Everything is fancy, the equipment is all smart and tracks all your workouts, the classes so far have been engaging and positive and fun and difficult, there’s a sauna where they do Aufguss rituals which I want to roll my eyes at but actually are amazing. They play music and use ice infused with various essential oils and it’s almost overwhelming between that and the heat, but it pulls you back every time you think you’re gonna need to tap out. They also have a weekly 45 minute evening sound bath. We’ve done this twice and while it’s not necessarily on the same level as listening to Jonsi singing live, it’s still quite special. The room is all set up with little fake candles and this really charming guy plays all sorts of instruments while you lay on the floor wrapped up like a cocoon (if you choose to, there are no rules other than being quiet) and it’s so centering and calming. For the rest of the evening after I feel all floaty and relaxed.

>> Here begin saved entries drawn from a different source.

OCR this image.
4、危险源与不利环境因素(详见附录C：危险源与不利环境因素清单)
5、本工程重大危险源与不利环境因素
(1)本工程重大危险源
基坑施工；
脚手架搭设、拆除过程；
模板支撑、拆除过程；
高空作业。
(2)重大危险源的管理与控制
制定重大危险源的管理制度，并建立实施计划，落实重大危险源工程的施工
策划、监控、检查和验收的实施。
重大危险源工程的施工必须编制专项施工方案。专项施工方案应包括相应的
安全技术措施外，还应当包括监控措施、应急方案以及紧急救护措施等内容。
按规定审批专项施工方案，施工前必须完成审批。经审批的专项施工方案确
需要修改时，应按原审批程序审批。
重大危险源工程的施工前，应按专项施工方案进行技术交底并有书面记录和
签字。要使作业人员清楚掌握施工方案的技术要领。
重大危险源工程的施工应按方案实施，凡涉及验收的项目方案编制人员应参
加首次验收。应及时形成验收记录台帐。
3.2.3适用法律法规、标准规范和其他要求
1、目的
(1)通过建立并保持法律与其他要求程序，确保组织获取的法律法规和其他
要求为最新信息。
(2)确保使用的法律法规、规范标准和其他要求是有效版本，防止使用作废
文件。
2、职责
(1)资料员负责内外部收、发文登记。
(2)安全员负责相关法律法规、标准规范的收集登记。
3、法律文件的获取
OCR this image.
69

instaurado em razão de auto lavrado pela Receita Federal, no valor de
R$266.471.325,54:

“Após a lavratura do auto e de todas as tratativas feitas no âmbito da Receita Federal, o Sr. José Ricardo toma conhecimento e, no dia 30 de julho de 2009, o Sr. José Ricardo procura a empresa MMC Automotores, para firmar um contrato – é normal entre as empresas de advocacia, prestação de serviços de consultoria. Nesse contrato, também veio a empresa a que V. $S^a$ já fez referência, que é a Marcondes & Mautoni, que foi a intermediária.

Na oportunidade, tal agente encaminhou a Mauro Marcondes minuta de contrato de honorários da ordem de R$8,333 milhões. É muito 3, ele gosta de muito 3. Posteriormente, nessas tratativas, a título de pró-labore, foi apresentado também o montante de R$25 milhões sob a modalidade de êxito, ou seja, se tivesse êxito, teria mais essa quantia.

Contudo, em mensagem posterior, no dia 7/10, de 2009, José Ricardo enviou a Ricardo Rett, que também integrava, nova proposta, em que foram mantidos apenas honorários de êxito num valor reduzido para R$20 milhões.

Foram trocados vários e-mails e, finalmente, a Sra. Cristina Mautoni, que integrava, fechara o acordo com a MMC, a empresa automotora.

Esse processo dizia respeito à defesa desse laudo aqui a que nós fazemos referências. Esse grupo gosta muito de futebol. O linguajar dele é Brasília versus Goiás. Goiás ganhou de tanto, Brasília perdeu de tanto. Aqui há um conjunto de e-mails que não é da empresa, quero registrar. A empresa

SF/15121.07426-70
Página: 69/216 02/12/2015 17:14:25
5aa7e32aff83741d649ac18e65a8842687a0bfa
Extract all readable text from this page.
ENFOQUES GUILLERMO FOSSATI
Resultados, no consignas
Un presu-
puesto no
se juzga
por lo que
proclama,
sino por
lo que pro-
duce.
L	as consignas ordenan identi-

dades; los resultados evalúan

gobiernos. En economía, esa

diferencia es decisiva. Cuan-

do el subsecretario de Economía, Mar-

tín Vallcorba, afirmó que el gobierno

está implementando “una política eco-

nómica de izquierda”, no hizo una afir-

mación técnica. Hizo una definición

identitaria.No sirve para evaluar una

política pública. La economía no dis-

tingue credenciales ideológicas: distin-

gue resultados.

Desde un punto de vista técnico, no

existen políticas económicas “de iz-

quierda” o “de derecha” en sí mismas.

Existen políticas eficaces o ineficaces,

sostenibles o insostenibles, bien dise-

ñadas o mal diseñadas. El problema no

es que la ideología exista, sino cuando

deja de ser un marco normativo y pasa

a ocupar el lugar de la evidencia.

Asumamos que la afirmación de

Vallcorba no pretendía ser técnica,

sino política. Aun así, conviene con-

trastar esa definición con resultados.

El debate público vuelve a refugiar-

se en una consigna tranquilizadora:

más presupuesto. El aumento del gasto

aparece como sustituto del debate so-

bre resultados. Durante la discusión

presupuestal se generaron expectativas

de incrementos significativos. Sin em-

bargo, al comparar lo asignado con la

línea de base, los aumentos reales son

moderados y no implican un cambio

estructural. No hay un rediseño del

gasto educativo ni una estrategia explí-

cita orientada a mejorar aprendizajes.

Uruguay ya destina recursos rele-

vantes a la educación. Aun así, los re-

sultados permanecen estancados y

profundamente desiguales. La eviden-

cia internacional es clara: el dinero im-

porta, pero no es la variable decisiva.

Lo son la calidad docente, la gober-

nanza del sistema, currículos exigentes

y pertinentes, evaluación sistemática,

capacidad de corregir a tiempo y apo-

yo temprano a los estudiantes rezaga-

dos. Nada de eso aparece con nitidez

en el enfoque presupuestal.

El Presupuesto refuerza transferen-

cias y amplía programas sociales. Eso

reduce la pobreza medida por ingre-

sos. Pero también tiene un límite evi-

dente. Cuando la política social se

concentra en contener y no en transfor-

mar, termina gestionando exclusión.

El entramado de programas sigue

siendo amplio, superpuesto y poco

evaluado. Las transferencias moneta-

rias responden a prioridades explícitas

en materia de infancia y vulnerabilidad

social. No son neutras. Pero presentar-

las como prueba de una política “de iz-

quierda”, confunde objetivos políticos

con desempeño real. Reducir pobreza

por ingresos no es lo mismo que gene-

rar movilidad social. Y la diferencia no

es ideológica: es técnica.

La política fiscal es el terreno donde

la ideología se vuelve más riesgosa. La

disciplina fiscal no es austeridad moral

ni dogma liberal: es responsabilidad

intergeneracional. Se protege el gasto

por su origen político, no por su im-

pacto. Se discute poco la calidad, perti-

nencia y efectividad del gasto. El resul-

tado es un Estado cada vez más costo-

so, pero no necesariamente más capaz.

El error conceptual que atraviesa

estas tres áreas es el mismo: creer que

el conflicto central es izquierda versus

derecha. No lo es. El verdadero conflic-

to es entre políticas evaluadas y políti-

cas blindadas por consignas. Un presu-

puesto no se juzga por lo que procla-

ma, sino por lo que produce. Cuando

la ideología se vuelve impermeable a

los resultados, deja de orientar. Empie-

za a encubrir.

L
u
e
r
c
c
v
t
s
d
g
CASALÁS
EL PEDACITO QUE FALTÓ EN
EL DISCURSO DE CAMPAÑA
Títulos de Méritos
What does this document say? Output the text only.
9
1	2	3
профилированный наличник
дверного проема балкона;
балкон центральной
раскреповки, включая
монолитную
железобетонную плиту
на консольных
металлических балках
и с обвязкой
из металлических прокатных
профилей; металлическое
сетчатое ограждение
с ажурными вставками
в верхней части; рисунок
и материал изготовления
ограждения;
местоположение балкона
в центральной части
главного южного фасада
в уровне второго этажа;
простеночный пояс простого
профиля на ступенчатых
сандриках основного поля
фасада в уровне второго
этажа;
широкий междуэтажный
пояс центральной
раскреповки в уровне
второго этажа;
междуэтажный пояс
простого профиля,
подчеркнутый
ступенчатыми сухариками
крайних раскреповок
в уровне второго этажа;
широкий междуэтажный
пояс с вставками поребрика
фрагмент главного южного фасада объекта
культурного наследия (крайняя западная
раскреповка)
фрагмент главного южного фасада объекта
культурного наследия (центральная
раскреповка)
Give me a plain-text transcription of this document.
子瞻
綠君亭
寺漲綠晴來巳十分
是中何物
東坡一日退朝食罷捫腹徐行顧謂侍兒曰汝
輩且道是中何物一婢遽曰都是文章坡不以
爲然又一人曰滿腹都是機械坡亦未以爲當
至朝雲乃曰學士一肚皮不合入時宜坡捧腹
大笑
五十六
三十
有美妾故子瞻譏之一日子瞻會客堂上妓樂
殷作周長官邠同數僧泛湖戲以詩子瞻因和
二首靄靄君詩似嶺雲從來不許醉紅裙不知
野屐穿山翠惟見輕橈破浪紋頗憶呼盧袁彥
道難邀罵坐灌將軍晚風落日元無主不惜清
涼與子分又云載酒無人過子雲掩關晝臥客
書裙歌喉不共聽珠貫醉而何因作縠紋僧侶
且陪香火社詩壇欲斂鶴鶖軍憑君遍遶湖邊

I have been struggling with how posh this is, because posh is typically things that other people do, not me. It’s like sometime in the last year I fell into someone else’s story or something. Just in terms of how things are going so smoothly for the first time in literally years, it feels like all these opportunities are opening up, I feel like I’m going to wake up from all of this any minute or something. I will just continue to be incredibly grateful for every moment and hope it lasts.